BBC thinks that some humanitarian aid is more biased than others: the exceptionalism of Israel, yet again.

The Guardian UK notes that the BBC has refused to broadcast a national humanitarian appeal for Gaza, “leaving aid agencies with a potential shortfall of millions of pounds in donations.” (Jenny Percival, ‘Broadcasters refuse to air Gaza charity appeal,’ The Guardian, January 23, 2008;”

BBC claims that they didn’t want to show bias. They also weren’t sure about how the money would be spent. The appeal went out on three other UK stations and was from a consortium of 13 major aid organizations such as the Red Cross, Oxfam, and Save the Children. The BBC decision has spurred world wide condemnation, massive protest outside the BBC headquarters, and the censure of the British parliament. The refusal has even prompted noble prize winner Mohamed El Baradei, the director of the UN nuclear agency to cancel an interview with the BBC. He said the refusal “violates the rules of basic human decency which are there to help vulnerable people irrespective of who is right or wrong.”

If we step back a bit, we need to ask how this kind of situation might have come to pass. Surely, aid appeals for Darfur, the Congo, Rwanda, Kosovo, last years earthquake in China, etc, were not subject to the same level of scrutiny and concern, notwithstanding the “complex” problems which exist in each of these situations/conflicts.. Muzzlewatch issues are actually at the core of this newest outrage. Under the barrage of ostensibly “pro Israeli” efforts, most mainstream and corporate news agencies learn to be very cautious regarding all things Israel.  (see the recent post on Bill Moyers and Bob Simon) Thus, in the present Gaza crisis, Hamas fighters are called “Hamas militants” although the government of Gaza is run by Hamas. Could we say the same thing about Israeli militants instead of soldiers?
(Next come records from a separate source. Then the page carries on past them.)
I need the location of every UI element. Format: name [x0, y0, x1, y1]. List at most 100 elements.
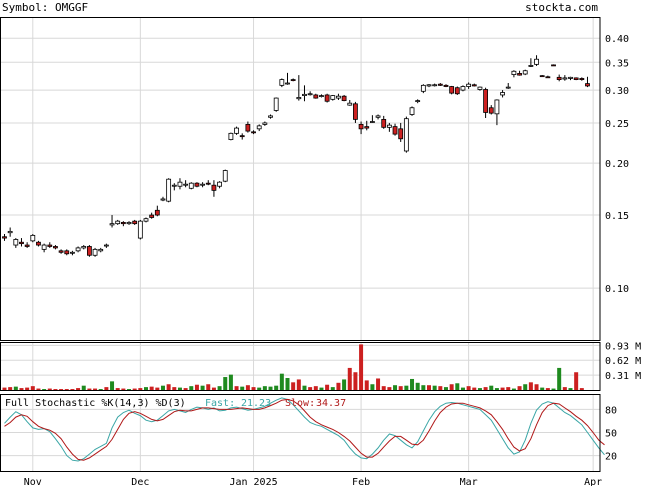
candle — [154, 205, 160, 217]
volume-bar — [568, 388, 573, 390]
volume-bar — [540, 387, 545, 390]
volume-bar — [483, 387, 488, 390]
panel-frame — [0, 394, 601, 472]
volume-bar — [415, 382, 420, 390]
candle-body — [585, 83, 590, 87]
candle-body — [194, 182, 200, 187]
volume-bar — [268, 386, 273, 390]
volume-bar — [160, 385, 165, 390]
candle — [386, 122, 392, 132]
volume-bar — [70, 389, 75, 391]
candle-body — [545, 76, 551, 79]
candle — [369, 115, 375, 123]
candle-body — [568, 76, 573, 79]
candle — [268, 114, 273, 119]
volume-bar — [144, 387, 148, 390]
candle — [166, 178, 172, 203]
volume-bar — [211, 387, 216, 390]
candle-body — [132, 220, 138, 225]
price-tick-label: 0.20 — [605, 159, 629, 170]
candle-body — [330, 95, 336, 100]
x-tick-label: Feb — [352, 477, 370, 486]
volume-bar — [115, 388, 120, 390]
candle — [251, 130, 256, 135]
volume-bar — [421, 385, 426, 390]
candle-body — [415, 100, 421, 103]
volume-bar — [449, 384, 454, 390]
candle — [460, 85, 466, 92]
candle — [41, 243, 47, 253]
candle — [19, 238, 24, 247]
candle-body — [81, 246, 87, 249]
candle — [115, 219, 121, 225]
candle-body — [70, 251, 75, 254]
candle — [539, 75, 545, 78]
volume-bar — [557, 367, 562, 390]
volume-bar — [36, 388, 41, 390]
candle-body — [534, 58, 539, 65]
volume-bar — [42, 389, 47, 391]
candle-body — [75, 247, 81, 252]
candle-body — [398, 128, 404, 140]
candle — [534, 55, 539, 66]
candle — [200, 182, 206, 188]
candle-body — [528, 65, 534, 67]
volume-bar — [579, 388, 584, 390]
candle — [426, 84, 432, 88]
volume-bar — [245, 385, 250, 390]
candle — [494, 99, 500, 126]
candle-body — [449, 86, 455, 94]
candle — [194, 182, 200, 188]
volume-bar — [511, 388, 516, 390]
candle-body — [426, 84, 432, 87]
candle-body — [290, 79, 296, 81]
price-tick-label: 0.30 — [605, 86, 629, 97]
candle-body — [262, 122, 268, 125]
volume-bar — [404, 385, 409, 390]
volume-bar — [353, 372, 358, 390]
volume-bar — [13, 386, 18, 390]
candle — [313, 93, 319, 99]
axis-labels: 0.40 0.35 0.30 0.25 0.20 0.15 0.10 Nov Dec Jan 20… — [24, 34, 641, 488]
volume-bar — [138, 388, 143, 390]
candle — [262, 121, 268, 126]
candle-body — [19, 241, 24, 245]
volume-bar — [30, 386, 35, 390]
volume-bar — [517, 386, 522, 390]
volume-bar — [296, 379, 301, 390]
candle-body — [143, 218, 149, 222]
candle — [364, 120, 370, 131]
candle — [551, 64, 556, 67]
volume-bar — [319, 387, 324, 390]
volume-bar — [574, 372, 579, 390]
stochastic-tick-label: 20 — [605, 452, 617, 463]
volume-bar — [359, 344, 364, 390]
volume-bar — [194, 384, 199, 390]
candle-body — [53, 246, 58, 249]
candle — [7, 227, 13, 237]
candle — [70, 250, 75, 256]
candle — [205, 180, 211, 186]
candle-body — [64, 250, 70, 255]
volume-bar — [551, 388, 556, 390]
candle-body — [36, 241, 41, 246]
candle-body — [551, 64, 556, 67]
candle — [126, 221, 132, 225]
candle — [443, 84, 449, 88]
volume-bar — [177, 387, 182, 390]
candle-body — [403, 118, 409, 152]
candle-body — [58, 250, 64, 253]
candle — [47, 242, 53, 248]
volume-bar — [127, 389, 132, 391]
volume-bar — [274, 385, 279, 390]
candle-body — [285, 82, 290, 85]
candle — [273, 97, 279, 112]
candle-body — [483, 89, 489, 113]
volume-bar — [223, 377, 228, 390]
candle — [92, 247, 98, 257]
candle-body — [437, 83, 443, 86]
candle-body — [517, 73, 522, 76]
candle-body — [420, 84, 426, 92]
candle-body — [217, 181, 222, 187]
candle — [188, 182, 194, 190]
The problem is that the core condition here, that of a settler colonial state occupying and/or oppressing those it occupies, is hardly ever referenced, thus we are left with two warring parties with “equal” claims coming from both sides. This “Hatfields versus McCoy’s feud” overwhelms, at least in some parts of the world, the stark and ostensibly obvious humanitarian need. The same forces that have allowed a 40 year occupation to continue, (US unquestioning support of Israel with European acquiescence) also allow the BBC to confuse the too-and-fro of political disagreement with the uncontroverisal demands of humanitarian assistance.  Thus, notwithstanding the staggering level of destruction visited on the captive Palestinians of Gaza by Israel, we get “side-by-side” comparisons of distraught Israeli mothers running to shelters in Sderot and distraught Palestinian mothers sitting by the corpses of her dead children. Trauma is never comparable ultimately, but simply having two terrible pictures allows us no insight into the actual context of the problem. We are, per the usual, left to throw up are collective hands at this “interminable” conflict. Instead of reacting in a humane way to the truly staggering loss of life and material damage, we get the BBC equivocating on potential bias and not broadcasting calls for humanitarian help.